Discussion in 'Olympus Cameras' started by tolesy, Oct 14, 2011.

  1. tolesy

    tolesy Mu-43 Regular

    Oct 14, 2011
    NE Indiana
    After days of searching I have joined the site and am excited to learn from all the experts.

    I recently purchased the first 'decent' camera of my life, an Olympus E-P3. I bought the one lens kit along with the only viewfinder my local shop had, VF-3. :thumbup:

    I am going to take this one step at a time and learn the capabilities of the camera and practice.

    A little about what I hope to do with the camera:
    1) TRAVEL - I take at least one international trip per year and will be shooting tons of architecture and fine art while in museums.
    2) Sports - I coach high school varsity tennis and create albums for my graduating seniors. I am also an avid hunter and fisherman and hope to shoot my adventures in the outdoors.
    3) General use for family outings and such.

    My main question for the PEN enthusiasts is what lenses and accessories would benefit me in the future based on my needs?

    Thanks in advance!!!
  2. Bokeaji

    Bokeaji Gonzo's Dad O.*

    Aug 6, 2011
    Austin, TX
    Assuming you meant the kit zoom, not the 17, I'd say the 14 end has you covered well enough for widest angle scenery on your travels
    If not, you can always get the 12, 9-18, 7-14 lenses for some extra wideness

    You may want a X-150 or X-300 lens for animals while hunting

    The kit zoom + one of the longer reaching zooms seems like the first thing I'd do in your boat.

    - Eliot
  3. ~tc~

    ~tc~ Mu-43 Hall of Famer

    Oct 22, 2010
    Houston, TX
    First, good luck with fine art photography. Not many museums allow it any more - or at least it appears that way to me.

    For travel, it seems everyone says UWA, but I use a telephoto (45-200 in my case) a lot more for picking off details.

    The best accessory I have though, is a decent tripod. Spend a little bit and get a good one. Mine is a Benro TravelAngel - super stable, good height, and very compact when folded. The next best would be polarizing filters.
  4. David A

    David A Mu-43 All-Pro

    Sep 30, 2011
    Brisbane, Australia
    Welcome. I'm new here myself and while I'm new to m43, I used to do 35mm and my own B&W processing so many years ago, and the gap between is so long, that I may as well be new to photography as far as the technology goes. I also bought an E-P3 but with the two lens kit.

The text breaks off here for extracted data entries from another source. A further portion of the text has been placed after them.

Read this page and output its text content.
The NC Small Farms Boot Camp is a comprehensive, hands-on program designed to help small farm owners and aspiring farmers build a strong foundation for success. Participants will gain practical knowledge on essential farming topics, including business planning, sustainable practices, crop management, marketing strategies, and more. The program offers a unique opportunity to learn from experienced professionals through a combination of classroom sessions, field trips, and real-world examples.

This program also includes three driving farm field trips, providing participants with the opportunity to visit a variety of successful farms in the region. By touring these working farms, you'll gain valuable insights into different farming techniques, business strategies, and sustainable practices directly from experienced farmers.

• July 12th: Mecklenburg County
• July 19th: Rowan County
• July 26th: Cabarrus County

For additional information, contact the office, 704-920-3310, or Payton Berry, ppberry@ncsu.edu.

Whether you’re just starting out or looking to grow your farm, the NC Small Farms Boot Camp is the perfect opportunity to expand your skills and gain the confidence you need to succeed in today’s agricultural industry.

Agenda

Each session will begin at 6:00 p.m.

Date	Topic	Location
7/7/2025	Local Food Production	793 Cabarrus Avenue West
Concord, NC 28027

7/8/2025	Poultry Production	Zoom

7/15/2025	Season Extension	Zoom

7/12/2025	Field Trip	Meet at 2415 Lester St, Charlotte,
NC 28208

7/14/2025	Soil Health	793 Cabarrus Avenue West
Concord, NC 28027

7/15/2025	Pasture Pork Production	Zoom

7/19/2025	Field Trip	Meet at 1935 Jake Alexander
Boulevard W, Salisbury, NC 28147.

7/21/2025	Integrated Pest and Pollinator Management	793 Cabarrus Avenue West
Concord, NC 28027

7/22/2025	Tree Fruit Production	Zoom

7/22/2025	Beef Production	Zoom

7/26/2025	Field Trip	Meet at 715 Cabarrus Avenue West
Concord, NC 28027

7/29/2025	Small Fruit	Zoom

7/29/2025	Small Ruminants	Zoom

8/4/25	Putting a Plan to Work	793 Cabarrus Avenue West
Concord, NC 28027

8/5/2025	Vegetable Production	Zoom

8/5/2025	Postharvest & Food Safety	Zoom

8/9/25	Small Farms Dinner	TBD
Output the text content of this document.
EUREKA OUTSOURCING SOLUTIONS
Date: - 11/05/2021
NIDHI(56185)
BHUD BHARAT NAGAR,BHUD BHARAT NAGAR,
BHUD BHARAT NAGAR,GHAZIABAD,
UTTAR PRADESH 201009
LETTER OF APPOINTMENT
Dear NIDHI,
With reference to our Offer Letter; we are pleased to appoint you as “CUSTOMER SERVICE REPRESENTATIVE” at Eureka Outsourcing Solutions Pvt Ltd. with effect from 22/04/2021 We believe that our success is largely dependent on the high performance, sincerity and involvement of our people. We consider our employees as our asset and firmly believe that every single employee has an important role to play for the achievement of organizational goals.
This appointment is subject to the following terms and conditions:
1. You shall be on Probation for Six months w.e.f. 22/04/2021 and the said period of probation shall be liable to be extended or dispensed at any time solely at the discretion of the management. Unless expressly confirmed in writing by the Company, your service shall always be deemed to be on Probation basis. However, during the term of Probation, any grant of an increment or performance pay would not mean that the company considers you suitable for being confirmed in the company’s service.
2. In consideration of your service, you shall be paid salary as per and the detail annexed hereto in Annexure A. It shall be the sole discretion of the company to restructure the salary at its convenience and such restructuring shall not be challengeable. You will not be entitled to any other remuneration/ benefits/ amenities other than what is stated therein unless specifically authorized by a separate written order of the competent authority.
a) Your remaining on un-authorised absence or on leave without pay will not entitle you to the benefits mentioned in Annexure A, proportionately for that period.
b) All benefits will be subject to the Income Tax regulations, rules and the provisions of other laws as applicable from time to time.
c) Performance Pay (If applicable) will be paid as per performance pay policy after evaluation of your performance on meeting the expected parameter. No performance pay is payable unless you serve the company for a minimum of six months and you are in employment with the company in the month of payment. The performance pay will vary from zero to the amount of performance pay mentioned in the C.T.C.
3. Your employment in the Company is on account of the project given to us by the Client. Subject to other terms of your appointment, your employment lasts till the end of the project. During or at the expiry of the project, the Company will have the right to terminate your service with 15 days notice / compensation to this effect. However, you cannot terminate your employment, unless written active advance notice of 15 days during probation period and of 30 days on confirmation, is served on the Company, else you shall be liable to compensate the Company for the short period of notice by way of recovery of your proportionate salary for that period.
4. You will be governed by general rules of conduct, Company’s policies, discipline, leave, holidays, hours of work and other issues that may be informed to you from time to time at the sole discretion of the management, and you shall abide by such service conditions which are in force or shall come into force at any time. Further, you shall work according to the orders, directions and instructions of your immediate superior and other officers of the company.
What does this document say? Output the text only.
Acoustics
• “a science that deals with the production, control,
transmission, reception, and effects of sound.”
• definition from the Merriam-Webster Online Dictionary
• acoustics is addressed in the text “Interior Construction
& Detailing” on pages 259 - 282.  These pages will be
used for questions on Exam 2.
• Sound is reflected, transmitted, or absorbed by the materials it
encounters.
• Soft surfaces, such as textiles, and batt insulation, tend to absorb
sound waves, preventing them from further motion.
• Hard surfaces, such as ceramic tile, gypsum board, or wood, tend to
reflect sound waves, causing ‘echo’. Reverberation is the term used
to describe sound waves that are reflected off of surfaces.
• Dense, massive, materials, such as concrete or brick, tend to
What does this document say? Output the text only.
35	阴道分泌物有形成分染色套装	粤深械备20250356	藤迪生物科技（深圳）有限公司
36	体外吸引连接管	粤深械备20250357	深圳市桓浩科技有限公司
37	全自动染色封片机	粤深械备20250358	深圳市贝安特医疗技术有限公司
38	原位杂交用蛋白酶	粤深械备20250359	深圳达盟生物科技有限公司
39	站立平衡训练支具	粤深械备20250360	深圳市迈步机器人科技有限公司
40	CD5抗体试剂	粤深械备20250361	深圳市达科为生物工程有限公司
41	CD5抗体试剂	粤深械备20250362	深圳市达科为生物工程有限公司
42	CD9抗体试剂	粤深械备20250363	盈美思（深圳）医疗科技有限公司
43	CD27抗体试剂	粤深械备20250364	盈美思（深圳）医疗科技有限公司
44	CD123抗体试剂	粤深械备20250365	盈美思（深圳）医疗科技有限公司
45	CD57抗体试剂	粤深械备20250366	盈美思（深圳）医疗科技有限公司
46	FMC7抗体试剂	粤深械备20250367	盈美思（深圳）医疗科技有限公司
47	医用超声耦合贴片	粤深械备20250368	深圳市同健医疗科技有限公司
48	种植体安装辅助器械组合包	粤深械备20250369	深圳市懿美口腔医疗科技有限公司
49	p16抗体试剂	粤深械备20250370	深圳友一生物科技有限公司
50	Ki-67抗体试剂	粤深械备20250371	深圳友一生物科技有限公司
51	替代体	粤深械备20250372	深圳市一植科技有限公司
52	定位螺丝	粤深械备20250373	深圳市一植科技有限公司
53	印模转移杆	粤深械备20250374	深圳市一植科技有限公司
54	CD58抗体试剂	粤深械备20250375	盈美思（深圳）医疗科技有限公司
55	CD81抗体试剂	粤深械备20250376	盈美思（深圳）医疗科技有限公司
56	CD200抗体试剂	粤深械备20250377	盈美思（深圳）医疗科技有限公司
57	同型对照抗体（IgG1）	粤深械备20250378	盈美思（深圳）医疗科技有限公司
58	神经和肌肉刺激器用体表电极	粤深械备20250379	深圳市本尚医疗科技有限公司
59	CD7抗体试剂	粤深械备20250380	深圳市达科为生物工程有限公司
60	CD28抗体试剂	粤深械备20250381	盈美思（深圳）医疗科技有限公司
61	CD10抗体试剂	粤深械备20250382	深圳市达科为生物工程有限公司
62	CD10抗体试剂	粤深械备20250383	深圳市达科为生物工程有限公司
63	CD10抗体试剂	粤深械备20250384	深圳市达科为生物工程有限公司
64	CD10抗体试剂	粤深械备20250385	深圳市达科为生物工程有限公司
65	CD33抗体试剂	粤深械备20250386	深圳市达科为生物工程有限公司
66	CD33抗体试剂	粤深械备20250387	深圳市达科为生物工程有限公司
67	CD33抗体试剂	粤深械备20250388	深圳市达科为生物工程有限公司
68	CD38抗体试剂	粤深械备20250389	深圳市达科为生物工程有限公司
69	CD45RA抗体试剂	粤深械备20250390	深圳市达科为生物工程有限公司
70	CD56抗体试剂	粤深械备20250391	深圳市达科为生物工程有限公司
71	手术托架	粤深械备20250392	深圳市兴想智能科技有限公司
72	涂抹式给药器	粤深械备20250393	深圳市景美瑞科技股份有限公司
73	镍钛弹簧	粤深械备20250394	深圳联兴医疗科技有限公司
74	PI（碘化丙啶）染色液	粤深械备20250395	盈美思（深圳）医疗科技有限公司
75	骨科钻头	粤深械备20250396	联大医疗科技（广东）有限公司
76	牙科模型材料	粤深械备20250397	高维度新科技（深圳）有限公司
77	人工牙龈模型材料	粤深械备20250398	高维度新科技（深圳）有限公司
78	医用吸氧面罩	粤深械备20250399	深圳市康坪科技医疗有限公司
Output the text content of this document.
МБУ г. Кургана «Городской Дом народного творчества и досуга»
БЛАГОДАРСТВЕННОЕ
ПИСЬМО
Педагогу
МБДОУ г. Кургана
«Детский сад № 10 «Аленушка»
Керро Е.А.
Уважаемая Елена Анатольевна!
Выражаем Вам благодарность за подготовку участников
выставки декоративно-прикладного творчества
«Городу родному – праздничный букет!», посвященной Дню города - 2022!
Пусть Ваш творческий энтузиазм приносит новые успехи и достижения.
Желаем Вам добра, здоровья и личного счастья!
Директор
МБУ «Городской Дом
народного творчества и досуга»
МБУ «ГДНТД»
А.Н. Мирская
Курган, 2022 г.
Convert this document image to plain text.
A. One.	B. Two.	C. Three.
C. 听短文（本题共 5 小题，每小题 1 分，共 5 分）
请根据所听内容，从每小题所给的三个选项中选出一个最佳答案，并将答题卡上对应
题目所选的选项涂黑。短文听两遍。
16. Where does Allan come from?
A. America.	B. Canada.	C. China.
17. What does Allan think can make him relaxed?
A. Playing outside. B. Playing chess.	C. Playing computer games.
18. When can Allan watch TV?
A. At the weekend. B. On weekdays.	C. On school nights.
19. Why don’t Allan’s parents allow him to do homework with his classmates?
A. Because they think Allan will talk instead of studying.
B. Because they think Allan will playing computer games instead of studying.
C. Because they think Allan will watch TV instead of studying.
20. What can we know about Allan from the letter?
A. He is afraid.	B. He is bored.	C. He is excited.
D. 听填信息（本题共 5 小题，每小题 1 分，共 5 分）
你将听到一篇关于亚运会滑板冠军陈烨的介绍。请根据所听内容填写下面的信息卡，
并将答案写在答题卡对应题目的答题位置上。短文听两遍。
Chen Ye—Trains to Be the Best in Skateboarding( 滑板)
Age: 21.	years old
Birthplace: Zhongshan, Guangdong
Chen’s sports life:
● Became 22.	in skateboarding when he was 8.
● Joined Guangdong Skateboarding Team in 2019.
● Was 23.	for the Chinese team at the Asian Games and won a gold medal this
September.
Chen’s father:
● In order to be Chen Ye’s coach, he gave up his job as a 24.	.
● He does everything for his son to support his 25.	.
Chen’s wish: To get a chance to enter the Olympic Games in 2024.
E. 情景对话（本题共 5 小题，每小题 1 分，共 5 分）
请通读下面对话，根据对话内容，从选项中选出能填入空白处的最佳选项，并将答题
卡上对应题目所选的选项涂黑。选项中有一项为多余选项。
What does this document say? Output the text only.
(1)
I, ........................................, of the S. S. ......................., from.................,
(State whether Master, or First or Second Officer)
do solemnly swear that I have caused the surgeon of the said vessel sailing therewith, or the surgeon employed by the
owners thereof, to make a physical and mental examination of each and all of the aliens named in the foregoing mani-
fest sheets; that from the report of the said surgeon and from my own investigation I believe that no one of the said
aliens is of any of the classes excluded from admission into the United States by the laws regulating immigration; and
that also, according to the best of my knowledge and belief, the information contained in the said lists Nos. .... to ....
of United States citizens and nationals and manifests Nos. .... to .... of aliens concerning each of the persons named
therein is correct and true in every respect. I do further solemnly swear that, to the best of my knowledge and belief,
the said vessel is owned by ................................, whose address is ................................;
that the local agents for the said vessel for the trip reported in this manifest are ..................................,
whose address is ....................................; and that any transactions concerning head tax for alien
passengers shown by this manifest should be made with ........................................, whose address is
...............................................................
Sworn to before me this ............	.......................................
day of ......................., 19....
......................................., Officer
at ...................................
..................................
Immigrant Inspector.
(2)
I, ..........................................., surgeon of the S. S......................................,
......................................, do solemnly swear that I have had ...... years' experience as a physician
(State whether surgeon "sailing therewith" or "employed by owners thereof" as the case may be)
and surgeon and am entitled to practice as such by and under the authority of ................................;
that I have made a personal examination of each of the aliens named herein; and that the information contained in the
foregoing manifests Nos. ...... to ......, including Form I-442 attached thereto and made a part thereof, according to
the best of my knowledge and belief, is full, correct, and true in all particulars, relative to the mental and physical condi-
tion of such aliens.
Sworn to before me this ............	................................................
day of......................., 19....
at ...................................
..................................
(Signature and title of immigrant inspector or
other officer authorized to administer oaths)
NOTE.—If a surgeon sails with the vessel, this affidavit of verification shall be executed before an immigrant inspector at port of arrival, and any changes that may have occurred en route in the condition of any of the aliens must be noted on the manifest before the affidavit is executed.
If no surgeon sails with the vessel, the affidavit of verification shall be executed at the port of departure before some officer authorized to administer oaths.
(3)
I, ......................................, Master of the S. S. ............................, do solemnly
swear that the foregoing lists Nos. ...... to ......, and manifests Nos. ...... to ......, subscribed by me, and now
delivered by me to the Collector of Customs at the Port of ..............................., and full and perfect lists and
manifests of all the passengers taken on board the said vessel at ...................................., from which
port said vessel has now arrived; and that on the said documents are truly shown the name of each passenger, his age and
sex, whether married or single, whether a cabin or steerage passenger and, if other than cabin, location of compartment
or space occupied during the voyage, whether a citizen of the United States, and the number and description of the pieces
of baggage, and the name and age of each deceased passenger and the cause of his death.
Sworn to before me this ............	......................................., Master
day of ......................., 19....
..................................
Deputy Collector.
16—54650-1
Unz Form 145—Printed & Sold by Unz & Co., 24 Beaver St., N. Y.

    What lenses would benefit you? For sports I'd opt for fast lenses and that generally means primes rather than zooms. The focal length will depend on how far away from the action you are and what kind of field of view you want to capture. For tennis, that means things like whether you are shooting from the side of the court or somewhere in the stands. If you're down at the court side and want to capture the whole court you'd actually need a wide angle while in the stands and only wanting to capture a single player you'd be looking at a telephoto. The best thing to do is to use your kit lens for a while, see how it works, and that will give you an idea of what kind of focal length range you need to consider. In the end you may well want both but you'll probably want one more than the other so you need to consider where you shoot from and how much you want in the photo.

    For architecture, wide angle is probably best and wide angle to standard range would be best in a museum but you won't be allowed to use flash in a museum, if you're allowed to use a camera at all, so once again we're talking a fast lens, f/2.0 or better if you can manage it.

    For the outdoors side of things it will depend on what kind of stuff you want to shoot but a wide angle would also be a good choice for landscapes. For wildlife you'll probably need telephoto because you're likely to be shooting from a distance.

    Accessories: lens hoods are nice but you can shoot without them. A good tripod or other camera support would be an advantage for telephoto lens work, whether sport or wildlife, and also quite possibly for architectural work.
  5. tolesy

    tolesy Mu-43 Regular

    Oct 14, 2011
    NE Indiana
    Stupid question, i have feeling this is going to be a reoccurring thing... Is the 14-150 worth the extra coin over the 40-150? I understand that the 14 would eliminate the need for my kit lens but it is nearly double the cost.